Ma ai veneziani non stava bene così cambiarono la collocazione della Rosa da Malta a Zante in modo che la via maestra indicasse la via proveniente da Venezia. Soffia fino a 150 chilometri orari ed è portatore di burrasca. Così come lo descriveva nel 1883 Giosuè Carducci in San Martino: «Sotto il maestrale / Urla e biancheggia il mar». Anche il libeccio porta tempeste. Spira dalla Libia.
Generalmente nasce molto velocemente, sviluppandosi fino a raggiungere una potenza eccezionale, per poi calmarsi con la stessa rapidità con cui è nato.
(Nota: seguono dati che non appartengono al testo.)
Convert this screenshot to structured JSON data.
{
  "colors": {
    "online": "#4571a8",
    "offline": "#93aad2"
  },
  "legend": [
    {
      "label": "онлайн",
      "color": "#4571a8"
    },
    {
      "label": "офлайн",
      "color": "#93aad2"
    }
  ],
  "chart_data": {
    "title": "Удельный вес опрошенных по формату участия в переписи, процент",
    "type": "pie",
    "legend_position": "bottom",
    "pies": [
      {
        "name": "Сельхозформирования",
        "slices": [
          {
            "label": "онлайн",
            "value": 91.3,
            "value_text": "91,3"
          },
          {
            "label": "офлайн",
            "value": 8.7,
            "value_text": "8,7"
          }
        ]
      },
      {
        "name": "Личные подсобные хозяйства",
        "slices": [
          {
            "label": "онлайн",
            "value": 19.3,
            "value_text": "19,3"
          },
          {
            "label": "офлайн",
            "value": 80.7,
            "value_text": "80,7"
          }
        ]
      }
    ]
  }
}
I romani lo chiamavano africano. Il vento di ponente, delizia dei romani nelle sere d' estate, fino a che non fu costruito fra la città e il mare il Corviale, il serpentone lungo un chilometro, alto 33 metri, che fa da paravento.
Se con Renato Rascel il ponentino era malandrino («prestame er ponentino / più malandrino che c' hai / Roma reggeme er moccolo stasera»), con Renato Zero si è arreso («E fatte accarezza' Roma mia bella / soffro ner vedette trascurata / er ponentino pure lui s' è areso»). A soffiare il ponentino nella mitologia greca era Zefiro. Sandro Botticelli, volle il suo fresco soffio nella sua Venere, per far fluttuare la conchiglia della sua dea. Ovidio lo chiamava Favonio, da favere, essere favorevole a tutti i piaceri della vita.
«Il vento dell' Est è sinonimo di virilità, esuberanza, erotismo, il vento dell' Ovest di fiacchezza, di esaurimento» (Alberto Moravia).